Joachim Ringelnatz: Einsiedlers Heiliger Abend (1908)

1Ich hab' in den Weihnachtstagen –
2Ich weiß auch, warum –
3Mir selbst einen Christbaum geschlagen,
4Der ist ganz verkrüppelt und krumm.

5Ich bohrte ein Loch in die Diele
6Und steckte ihn da hinein
7Und stellte rings um ihn viele
8Flaschen Burgunderwein.

9Und zierte, um Baumschmuck und Lichter
10Zu sparen, ihn abends noch spät
11Mit Löffeln, Gabeln und Trichter
12Und anderem blanken Gerät.

13Ich kochte zur heiligen Stunde
14Mir Erbsensuppe mit Speck
15Und gab meinem fröhlichen Hunde
16Gulasch und litt seinen Dreck.

17Und sang aus burgundernder Kehle
18Das Pfannenflickerlied.
19Und pries mit bewundernder Seele
20Alles das, was ich mied.

21Es glimmte petroleumbetrunken
22Später der Lampendocht.
23Ich saß in Gedanken versunken.
24Da hat's an die Türe gepocht,

25Und pochte wieder und wieder.
26Es konnte das Christkind sein.
27Und klang's nicht wie Weihnachtslieder?
28Ich aber rief nicht: »Herein!«

29Ich zog mich aus und ging leise
30Zu Bett, ohne Angst, ohne Spott,
31Und dankte auf krumme Weise
32Lallend dem lieben Gott.

(Aus: Haider, Thomas.
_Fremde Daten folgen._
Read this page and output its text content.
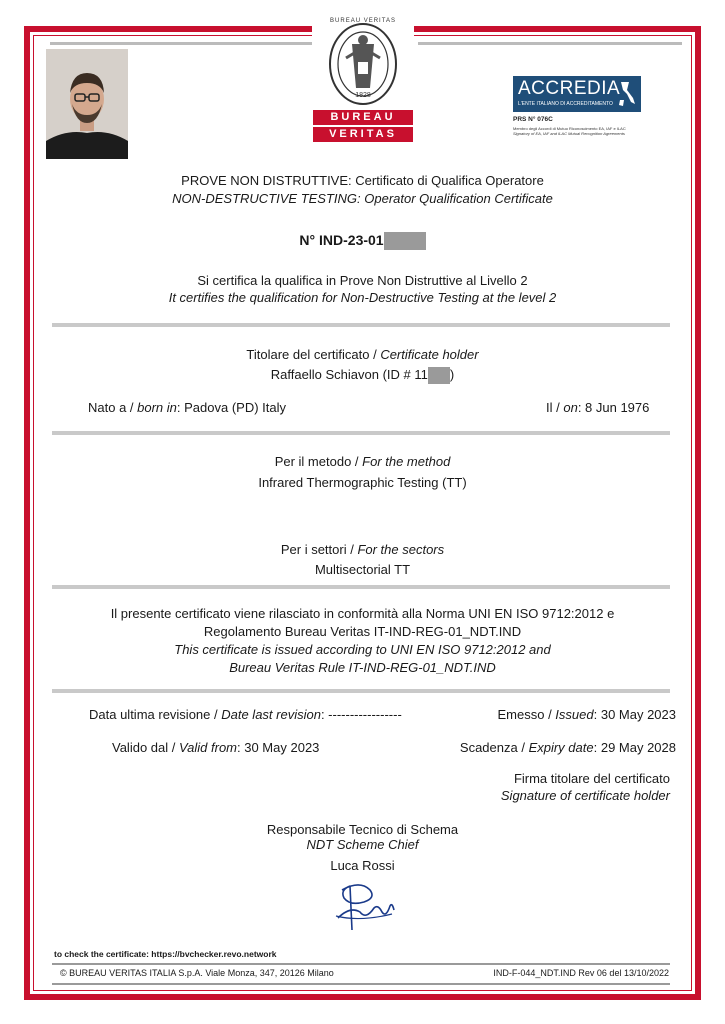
BUREAU VERITAS
1828
BUREAU
VERITAS
ACCREDIA
L'ENTE ITALIANO DI ACCREDITAMENTO
PRS N° 076C
Membro degli Accordi di Mutuo Riconoscimento EA, IAF e ILAC
Signatory of EA, IAF and ILAC Mutual Recognition Agreements
PROVE NON DISTRUTTIVE: Certificato di Qualifica Operatore
NON-DESTRUCTIVE TESTING: Operator Qualification Certificate
N° IND-23-01
Si certifica la qualifica in Prove Non Distruttive al Livello 2
It certifies the qualification for Non-Destructive Testing at the level 2
Titolare del certificato / Certificate holder
Raffaello Schiavon (ID # 11 )
Nato a / born in: Padova (PD) Italy	Il / on: 8 Jun 1976
Per il metodo / For the method
Infrared Thermographic Testing (TT)
Per i settori / For the sectors
Multisectorial TT
Il presente certificato viene rilasciato in conformità alla Norma UNI EN ISO 9712:2012 e
Regolamento Bureau Veritas IT-IND-REG-01_NDT.IND
This certificate is issued according to UNI EN ISO 9712:2012 and
Bureau Veritas Rule IT-IND-REG-01_NDT.IND
Data ultima revisione / Date last revision: -----------------	Emesso / Issued: 30 May 2023
Valido dal / Valid from: 30 May 2023	Scadenza / Expiry date: 29 May 2028
Firma titolare del certificato
Signature of certificate holder
Responsabile Tecnico di Schema
NDT Scheme Chief
Luca Rossi
to check the certificate: https://bvchecker.revo.network
© BUREAU VERITAS ITALIA S.p.A. Viale Monza, 347, 20126 Milano	IND-F-044_NDT.IND Rev 06 del 13/10/2022
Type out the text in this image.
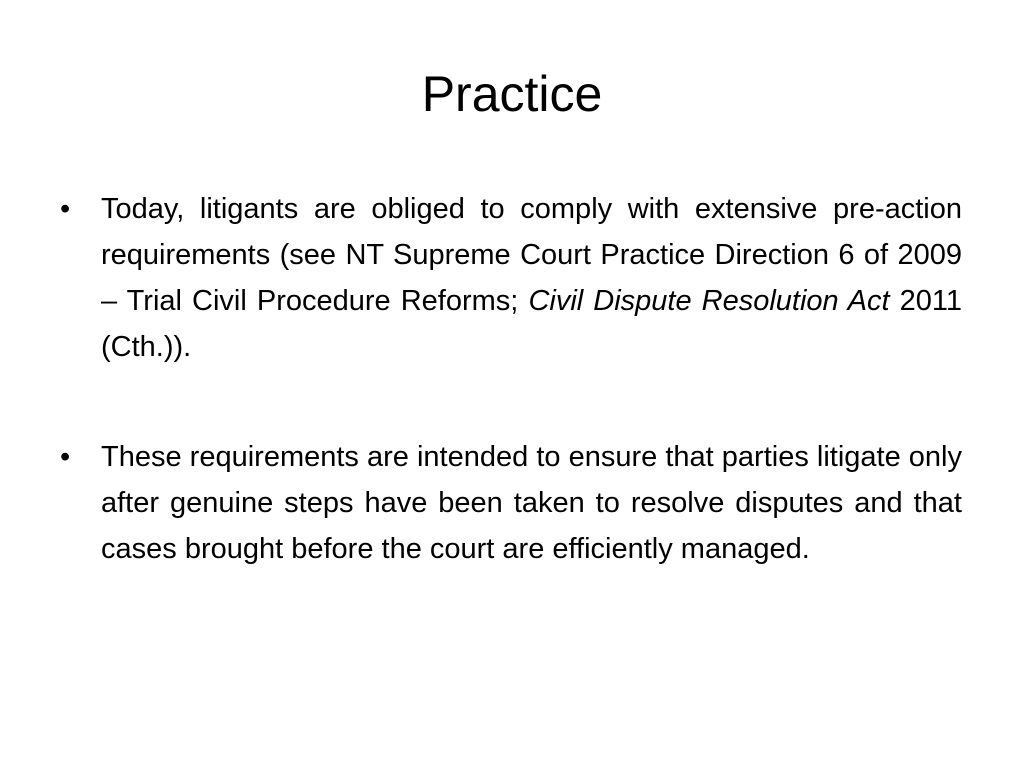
Practice
•	Today, litigants are obliged to comply with extensive pre-action requirements (see NT Supreme Court Practice Direction 6 of 2009 – Trial Civil Procedure Reforms; Civil Dispute Resolution Act 2011 (Cth.)).
•	These requirements are intended to ensure that parties litigate only after genuine steps have been taken to resolve disputes and that cases brought before the court are efficiently managed.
A Large Annotated Reference Corpus of New High German Poetry. In: Proceedings of the 2024 Joint International Conference on Computational Linguistics, Language Resources and Evaluation (LREC-COLING 2024), S. 677–683, Torino, Italia. ELRA and ICCL. 2024.)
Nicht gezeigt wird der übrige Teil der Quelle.